Railway station in Yurihonjō, Akita Prefecture, Japan

Nishime Station (西目駅, Nishime eki) is a railway station in the city of Yurihonjō, Akita Prefecture, Japan, operated by JR East.

==Lines==
Nishime Station is served by the Uetsu Main Line, and is located 223.1 km from the terminus of the line at Niitsu Station.

==Station layout==
The station has one side platform and one island platform connected by a footbridge. The station is unstaffed.

===Platforms===

| 1 | ■ Uetsu Main Line | for Ugo-Honjō and Sakata |
| 2 | ■ Uetsu Main Line | for Akita |
| 3 | ■ Uetsu Main Line | siding |

==History==
Nishime Station opened on June 30, 1922, as a station on the Japanese Government Railways (JGR) Rikuusai Line, serving the village of Nishime, Akita.
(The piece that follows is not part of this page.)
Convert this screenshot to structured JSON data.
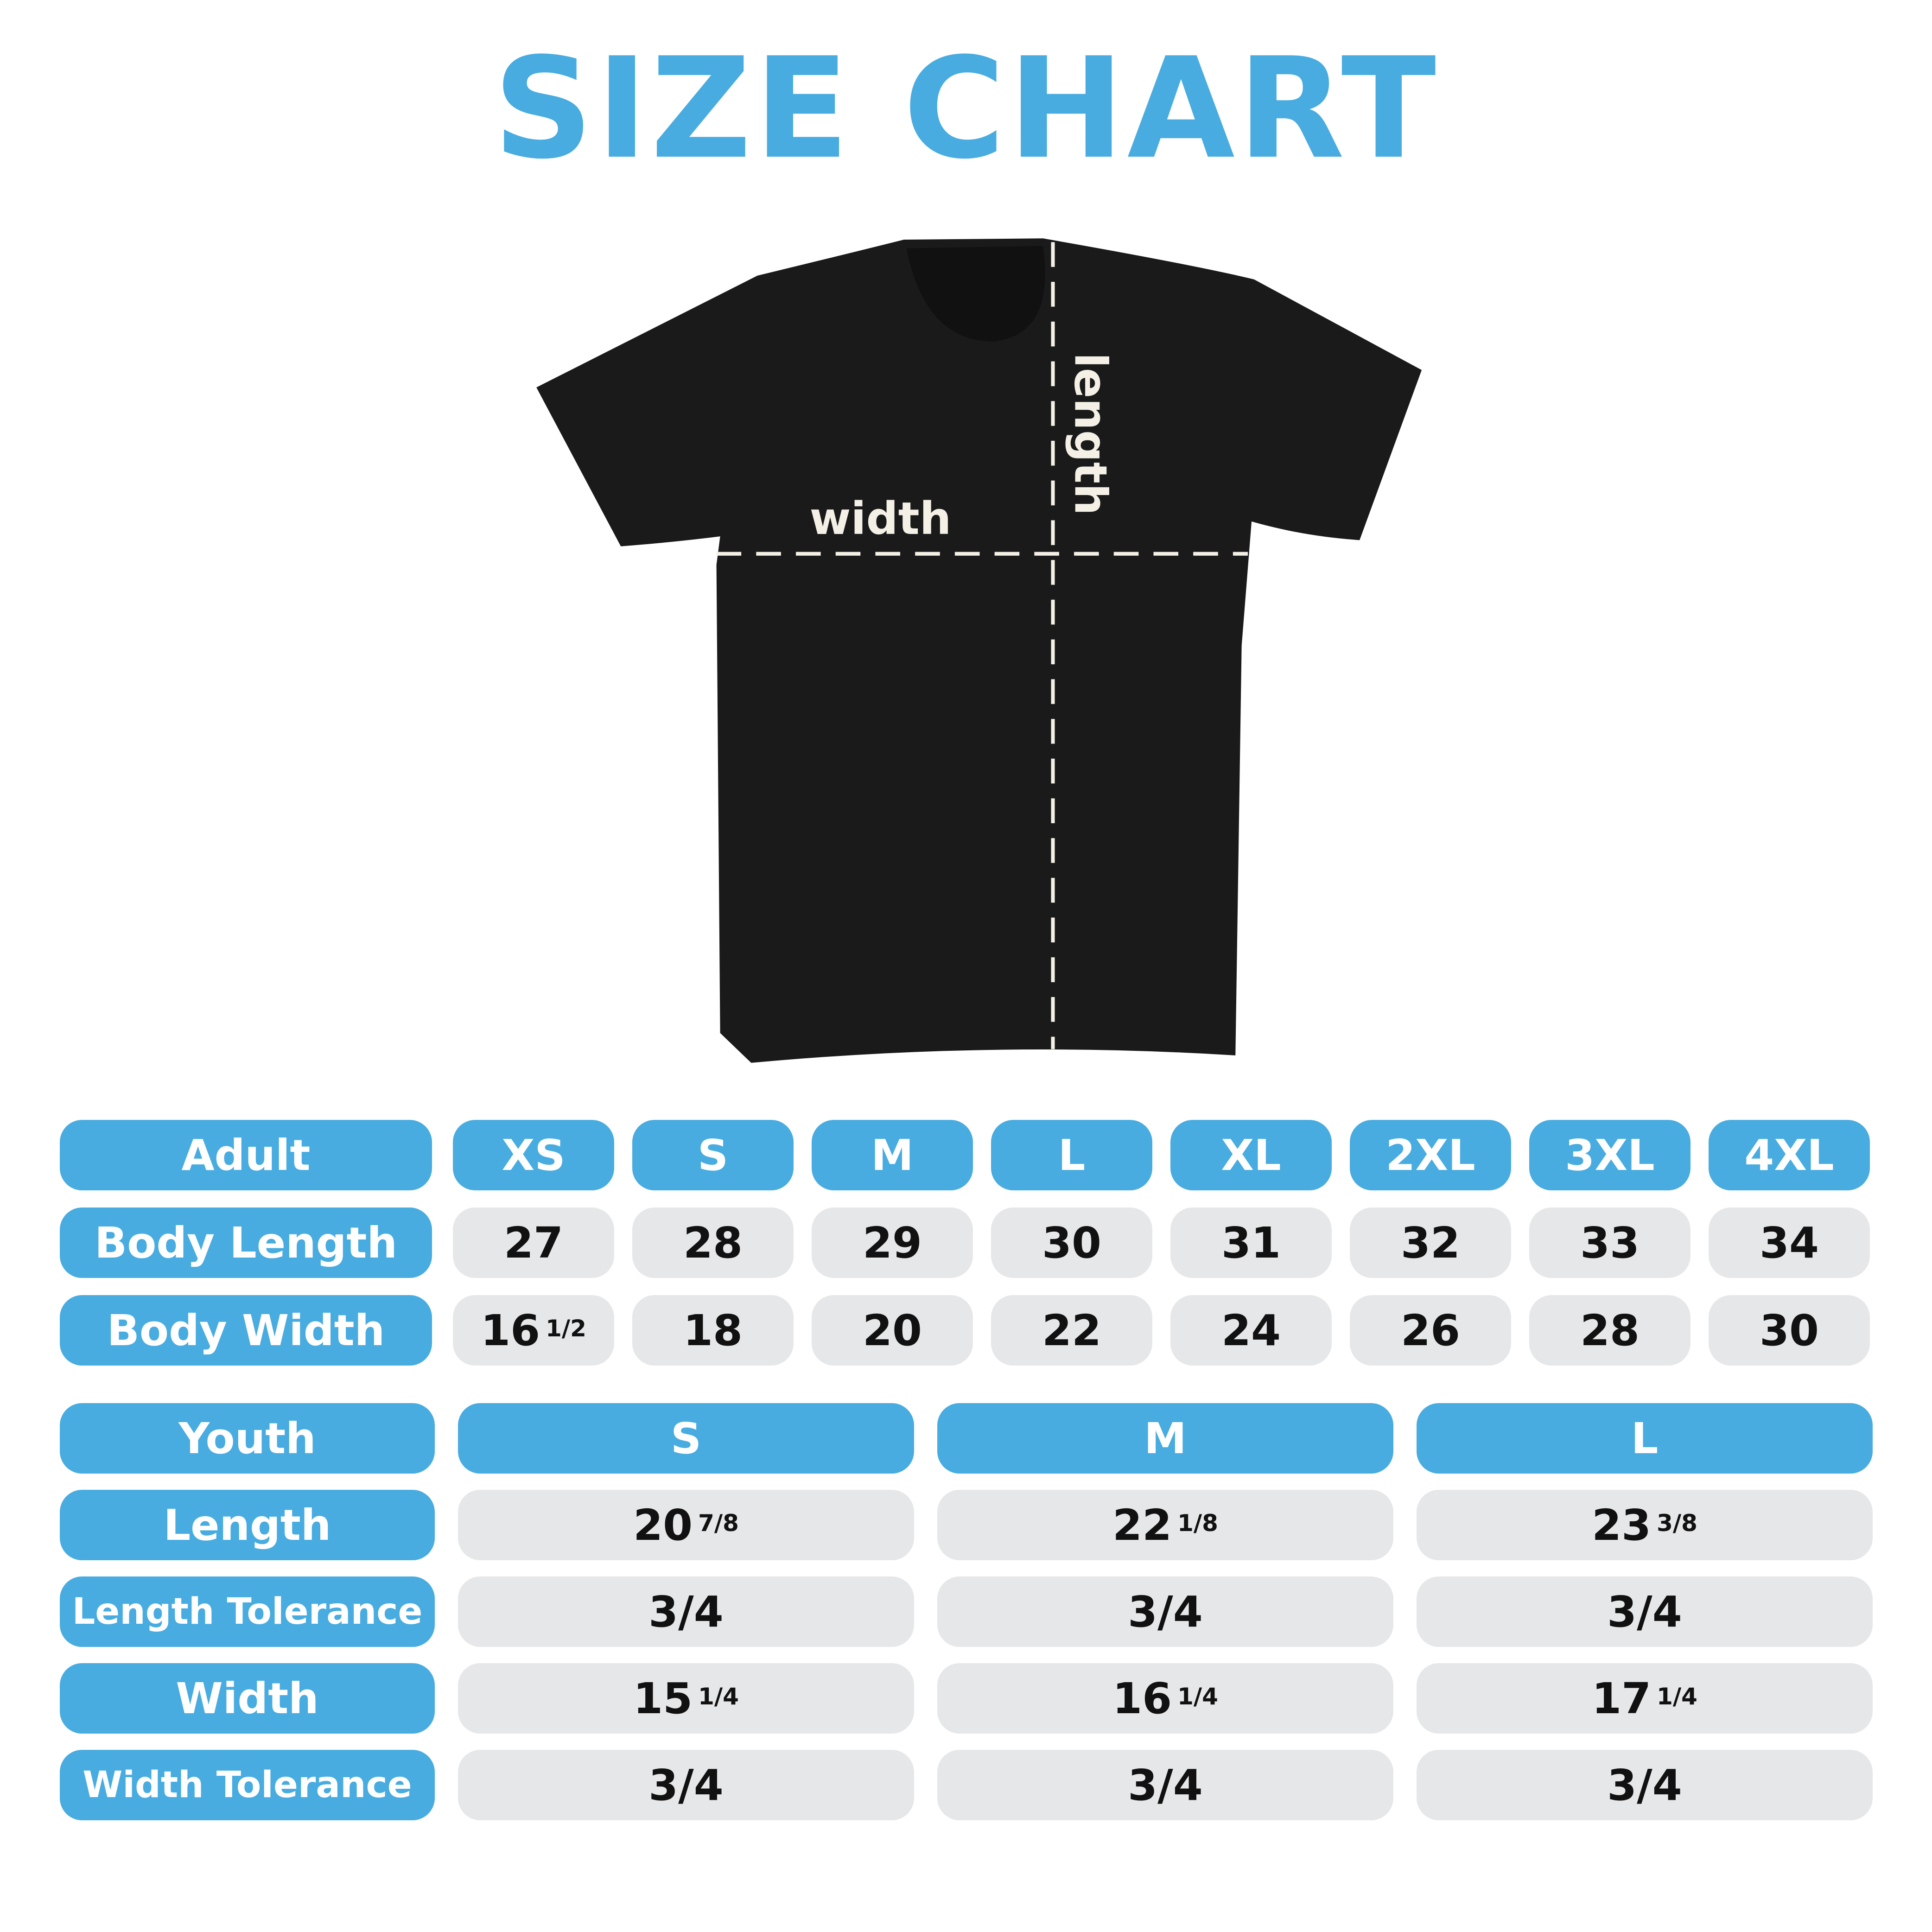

It was switched to the control of the JGR Uetsu Main Line on April 20, 1924. The JGR became the JNR (Japan National Railway) after World War II. With the privatization of the JNR on April 1, 1987, the station came under the control of the East Japan Railway Company. A new station building was completed in February 2006.

==Passenger statistics==
In fiscal 2018, the station was used by an average of 294 passengers daily (boarding passengers only).